The second half of the novel, the half that follows on from A Feast For Crows, has a few gaps. We get caught up with Arya, the Sand Snakes, Cersei and Jamie. Sam Tarly, Sansa and Littlefinger remain out of the picture, which is a pity.

The one that rankles somewhat is Brienne. When last we saw her in Feast she was about to get herself hanged. She appears in Dance hail and hearty at the end of one chapter to drag Jamie off somewhere mysterious and then she never appears again. No explanation of her survival, of what agenda she's working to or any more information on her would-be executioner. After a six year wait with that cliffhanger a little resolution would have been nice, some might even say polite.

As to the new characters introduced in this book I rather liked them. Quentyn Martel might not be as interesting as his bastard cousins the Sand Snakes but we get a good tour of Old Volantis out of his group's adventures. His story definitely meets with resolution which makes a nice difference from the other characters who find themselves in Meereen. Griff and Young Griff interest me more (yes, I know there's a spoiler warning but I don't want to say who they really are in case someone ignores it) and heartily look forward to seeing where they go in The Winds Of Winter.

Which brings us to why it took me so long to read this book: there's no sense of urgency to it. The last interview with Martin I read predicted that Winds would be out in 2015 at the earliest. I really enjoy this series, I really enjoy Martin's writing, but it is a very long book and giving someone lots of time to finish a task usually encourages them to leave it for a while hence this being probably the most delayed review of the book going.

Monday, 17 June 2013

A Dance With Dragons (take 2)

Spoiler warning: for TV followers of Game Of Thrones I mention events from the first quarter of A Dance With Dragons so come back in... oh, three years and it should make sense).

Over the weekend I started my second attempt to read A Dance With Dragons. When it first came out I bought the hardback and got about halfway through before giving up. I'm not entirely certain why I gave up when I did (though I remember being a bit bored with some of the Danearys chapters) but I think it might have had something to do with the weight of the book.

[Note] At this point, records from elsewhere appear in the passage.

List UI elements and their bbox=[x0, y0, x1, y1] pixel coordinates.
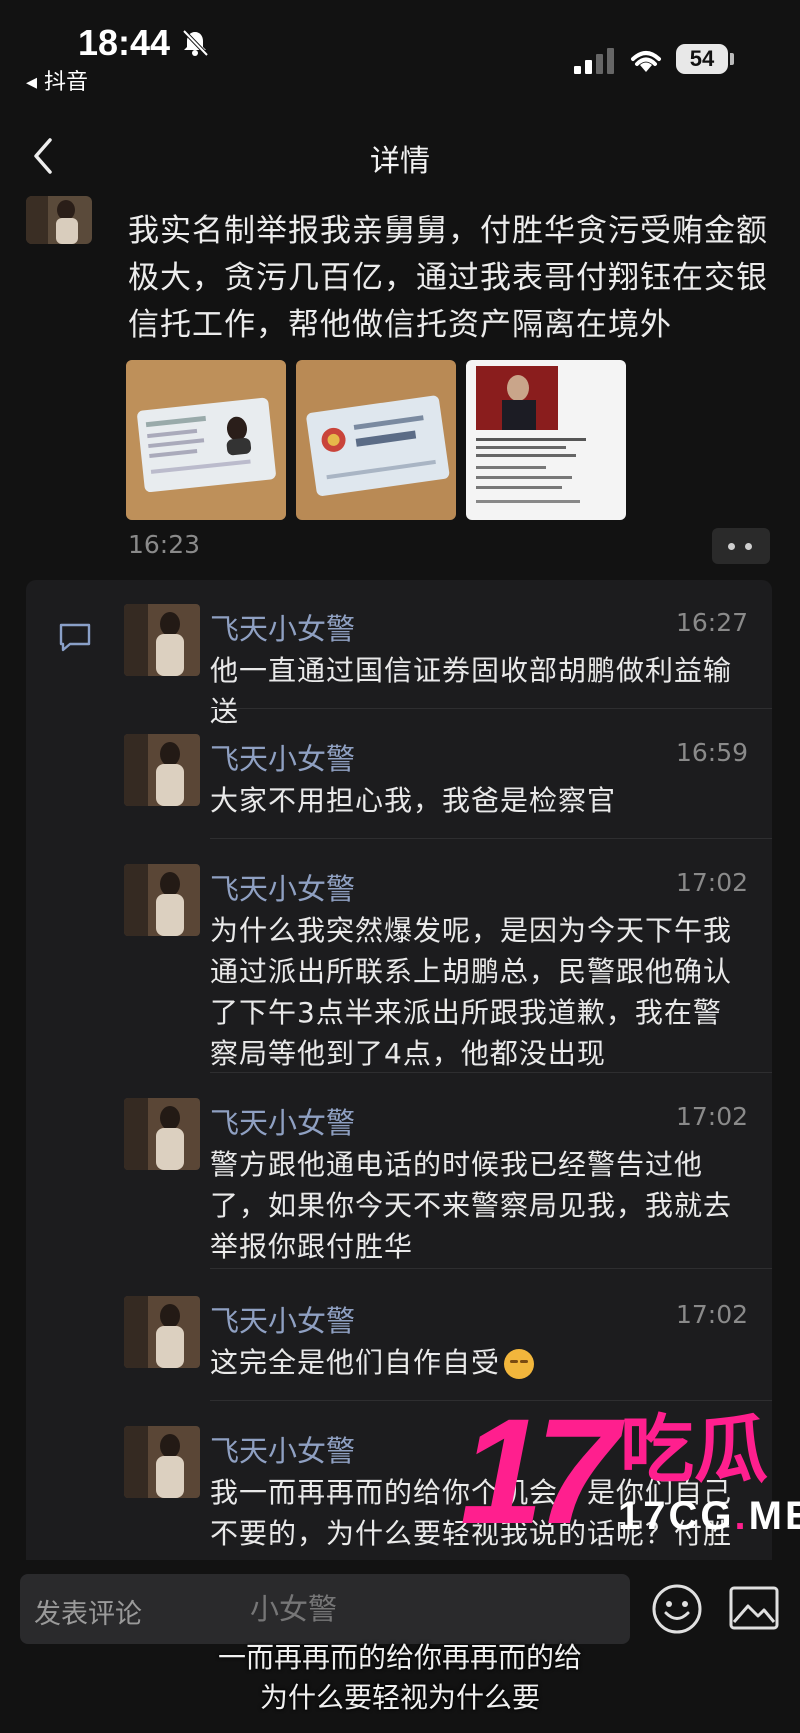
back-to-app-link[interactable]: ◂ 抖音 bbox=[26, 64, 88, 96]
commenter-avatar[interactable] bbox=[124, 1296, 200, 1368]
comment-input-placeholder: 发表评论 bbox=[34, 1599, 142, 1630]
watermark-domain-dot: . bbox=[734, 1494, 749, 1538]
post-image-id-card-front[interactable] bbox=[126, 360, 286, 520]
page-title: 详情 bbox=[370, 144, 430, 179]
clock: 18:44 bbox=[78, 22, 171, 63]
dot-icon bbox=[745, 543, 752, 550]
comment-time: 17:02 bbox=[675, 868, 748, 897]
comment-item: 飞天小女警 17:02 这完全是他们自作自受 bbox=[124, 1296, 754, 1386]
watermark-domain: 17CG.ME bbox=[618, 1494, 800, 1538]
commenter-avatar[interactable] bbox=[124, 734, 200, 806]
comment-time: 16:27 bbox=[675, 608, 748, 637]
commenter-name[interactable]: 飞天小女警 bbox=[210, 866, 355, 908]
comment-text: 为什么我突然爆发呢，是因为今天下午我通过派出所联系上胡鹏总，民警跟他确认了下午3… bbox=[210, 914, 733, 1070]
comment-item: 飞天小女警 16:27 他一直通过国信证券固收部胡鹏做利益输送 bbox=[124, 604, 754, 728]
divider bbox=[210, 708, 772, 709]
comment-time: 16:59 bbox=[675, 738, 748, 767]
commenter-name[interactable]: 飞天小女警 bbox=[210, 606, 355, 648]
commenter-name[interactable]: 飞天小女警 bbox=[210, 736, 355, 778]
commenter-avatar[interactable] bbox=[124, 604, 200, 676]
overlay-ghost-name: 小女警 bbox=[250, 1592, 338, 1626]
comment-item: 飞天小女警 17:02 为什么我突然爆发呢，是因为今天下午我通过派出所联系上胡鹏… bbox=[124, 864, 754, 1070]
dot-icon bbox=[728, 543, 735, 550]
post-image-id-card-back[interactable] bbox=[296, 360, 456, 520]
comment-text: 这完全是他们自作自受 bbox=[210, 1346, 501, 1379]
commenter-name[interactable]: 飞天小女警 bbox=[210, 1428, 355, 1470]
watermark-chinese: 吃瓜 bbox=[620, 1407, 768, 1493]
commenter-avatar[interactable] bbox=[124, 864, 200, 936]
commenter-avatar[interactable] bbox=[124, 1098, 200, 1170]
watermark-domain-part: ME bbox=[748, 1494, 800, 1538]
more-options-button[interactable] bbox=[712, 528, 770, 564]
image-icon[interactable] bbox=[728, 1584, 780, 1632]
watermark-number: 17 bbox=[460, 1387, 619, 1555]
comment-text: 他一直通过国信证券固收部胡鹏做利益输送 bbox=[210, 654, 733, 728]
comment-text-wrap: 这完全是他们自作自受 bbox=[210, 1342, 750, 1383]
divider bbox=[210, 1072, 772, 1073]
watermark-domain-part: 17CG bbox=[618, 1494, 735, 1538]
bell-muted-icon bbox=[182, 29, 209, 57]
comment-text: 警方跟他通电话的时候我已经警告过他了，如果你今天不来警察局见我，我就去举报你跟付… bbox=[210, 1148, 733, 1263]
emoji-icon[interactable] bbox=[650, 1582, 704, 1636]
wifi-icon bbox=[631, 51, 661, 72]
comment-item: 飞天小女警 16:59 大家不用担心我，我爸是检察官 bbox=[124, 734, 754, 817]
divider bbox=[210, 838, 772, 839]
battery-indicator: 54 bbox=[676, 44, 728, 74]
comment-time: 17:02 bbox=[675, 1300, 748, 1329]
smirk-emoji-icon bbox=[504, 1349, 535, 1379]
status-bar: 18:44 ◂ 抖音 54 bbox=[0, 0, 800, 100]
post-body: 我实名制举报我亲舅舅，付胜华贪污受贿金额极大，贪污几百亿，通过我表哥付翔钰在交银… bbox=[128, 213, 768, 343]
battery-tip bbox=[730, 53, 734, 65]
video-subtitle-line: 为什么要轻视为什么要 bbox=[259, 1681, 540, 1714]
signal-icon bbox=[574, 48, 614, 74]
commenter-avatar[interactable] bbox=[124, 1426, 200, 1498]
comment-text: 大家不用担心我，我爸是检察官 bbox=[210, 784, 617, 817]
comment-item: 飞天小女警 17:02 警方跟他通电话的时候我已经警告过他了，如果你今天不来警察… bbox=[124, 1098, 754, 1263]
commenter-name[interactable]: 飞天小女警 bbox=[210, 1298, 355, 1340]
post-image-profile-screenshot[interactable] bbox=[466, 360, 626, 520]
comment-time: 17:02 bbox=[675, 1102, 748, 1131]
post-author-avatar[interactable] bbox=[26, 196, 92, 244]
commenter-name[interactable]: 飞天小女警 bbox=[210, 1100, 355, 1142]
post-timestamp: 16:23 bbox=[128, 530, 201, 559]
nav-bar: 详情 bbox=[0, 110, 800, 190]
divider bbox=[210, 1268, 772, 1269]
video-subtitle-line: 一而再再而的给你再再而的给 bbox=[217, 1641, 582, 1674]
site-watermark: 17 吃瓜 17CG.ME bbox=[460, 1396, 800, 1546]
comment-bubble-icon bbox=[59, 623, 91, 652]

You see I get a lot of my reading done at work during my lunch break. Anyone who bought the hardback of A Dance With Dragons will understand why I might have got tired taking it to work every day. To use a favourite phrase of my father the thing is “bastard heavy”.

So those are my main memories of the book: heaviness and a major storyline that I found dull even when it asked me to imagine Emilia Clarke naked.

The second time around I'm glad to say that neither of these impressions seem all that accurate. The Dany chapters are a little slow compared to her storylines in previous books but this time I'm actually enjoying watching her learn statecraft whilst Barristan Selmy scowls in the background and Zaro Xhoan Daxos (he's the richest man in Qarth) exhibits previously disguised homosexuality.

Meera and Jojen Reed are also a lot less annoying now I have their television counterparts to imagine. I don't know why I took again the Reeds the moment they were introduced in the books, it's just one of those irrational things, but the TV versions made me like them.

As to the weight problem I decided to splash out a little and get myself the Kindle edition of the book, which might seem wasteful but the hardback seems to have gone walkabout (probably leant it to someone) and I am determined to read it since my friends and co-workers keep having to pause and censure themselves when they start talking about the series. I probably know more of the plot from the moments when they couldn't stop themselves in time than from actually getting halfway through the bloody thing first time around.

That said I do like that this is a series that I can enjoy as a social experience like with Harry Potter back in the day.